Louisiana School for Math Science Arts

Grade: Senior


Ultimate, Tetris, Dinosaur Comics


Catholic Club, Science Bowl


Research Science Institute


My parents had a big influence on my love for physics. I would often come home to see my dad using a butter knife to disturb a slow stream of water and observe various effects. My mom, who majored in electrical engineering, showed me some circuits, like one that makes an LED flash periodically (I am still trying to understand how it works!). It was clear to me that the world around me was fascinating and that I knew almost nothing about it, so I wanted to learn more.

Some of my first explorations into the natural world were through my middle school science fair projects. In my first project, I timed a ball rolling down a ramp at different angles. I compared the results with theory and against a simple simulation that I wrote. It was a simple experiment, but I was impressed that simple mathematical expressions could predict the outcome of a real event. The projects in the following years explored the nature of light and sound. From these experiences, I realized that physics can make predictions about a wide range of phenomena.

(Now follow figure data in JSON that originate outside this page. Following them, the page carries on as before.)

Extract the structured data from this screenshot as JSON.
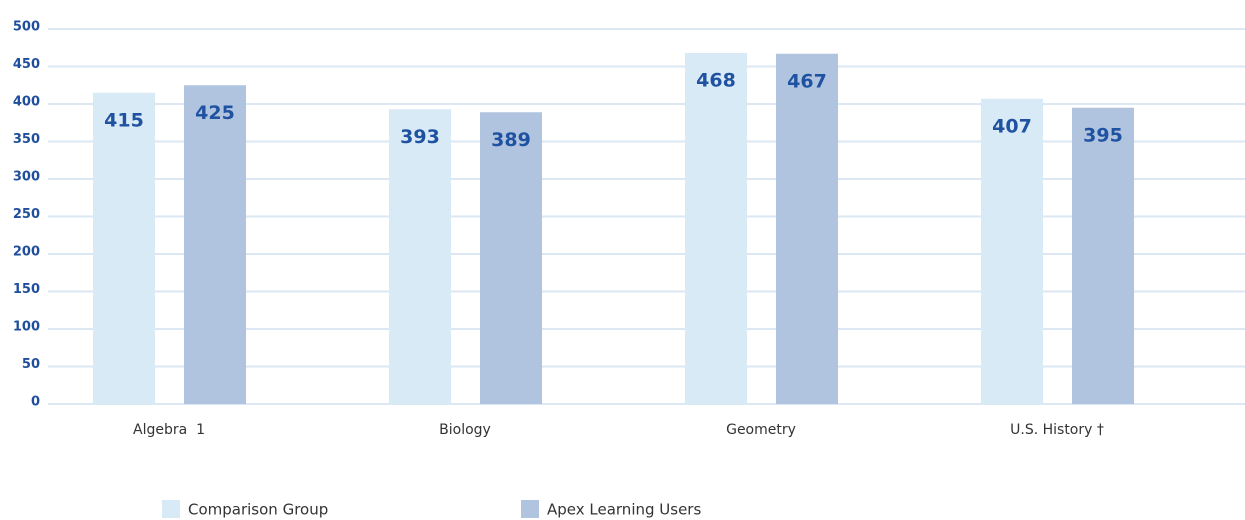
{
  "chart_data": {
    "type": "bar",
    "categories": [
      "Algebra  1",
      "Biology",
      "Geometry",
      "U.S. History †"
    ],
    "series": [
      {
        "name": "Comparison Group",
        "color": "#d9eaf7",
        "values": [
          415,
          393,
          468,
          407
        ]
      },
      {
        "name": "Apex Learning Users",
        "color": "#b0c4e0",
        "values": [
          425,
          389,
          467,
          395
        ]
      }
    ],
    "ylim": [
      0,
      500
    ],
    "yticks": [
      0,
      50,
      100,
      150,
      200,
      250,
      300,
      350,
      400,
      450,
      500
    ],
    "grid": true
  }
}
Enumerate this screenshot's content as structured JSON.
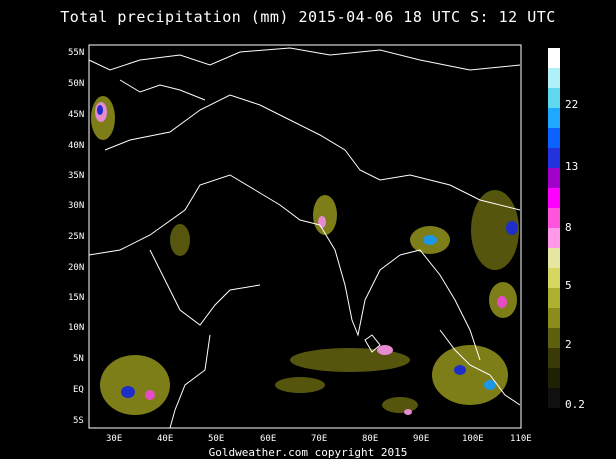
{
  "title": "Total precipitation (mm) 2015-04-06 18 UTC S: 12 UTC",
  "footer": "Goldweather.com copyright 2015",
  "lat_labels": [
    "55N",
    "50N",
    "45N",
    "40N",
    "35N",
    "30N",
    "25N",
    "20N",
    "15N",
    "10N",
    "5N",
    "EQ",
    "5S"
  ],
  "lon_labels": [
    "30E",
    "40E",
    "50E",
    "60E",
    "70E",
    "80E",
    "90E",
    "100E",
    "110E"
  ],
  "colorbar": {
    "labels": [
      "22",
      "13",
      "8",
      "5",
      "2",
      "0.2"
    ],
    "colors": [
      "#ffffff",
      "#b0f0f8",
      "#5fd8f0",
      "#1ea8ff",
      "#0c62ff",
      "#2233dd",
      "#a000c8",
      "#ff00ff",
      "#ff55dd",
      "#ff99e8",
      "#e6e6a0",
      "#d6d660",
      "#b0b030",
      "#8c8c1c",
      "#5f5f10",
      "#3a3a08",
      "#202004",
      "#101010"
    ]
  }
}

Other valuable learning experiences I have enjoyed were the simulations that I have programmed. After realizing that building experimental set-ups can be difficult and restraining, and theoretical results are sometimes hard to visualize, I turned to making simulations. An early simulation I wrote simulated the motion of planets under the influence of gravity. Gradually, my numerical work increased some in complexity; my most recent simulation can model incompressible fluids. I really enjoy seeing the results that my programs produce, and I think that they help me gain some intuition about various physical principles such as conservation of momentum.

The bit of intuition that I had gained and my curiosity helped me really enjoy the physics class that I took my junior year. In that class, I learned that the simple equations and ideas that govern a ball rolling down a ramp can be extended to more complex situations, like pendulums and vibrating strings. After my introductory physics class, I continued to learn physics both on my own and through more classes from my teacher, Dr. Robert Dalling.

I am excited that I was invited to the 2012 Physics Camp. Afterwards, I will enroll at MIT in the fall, where I expect to find exciting opportunities to continue my studies.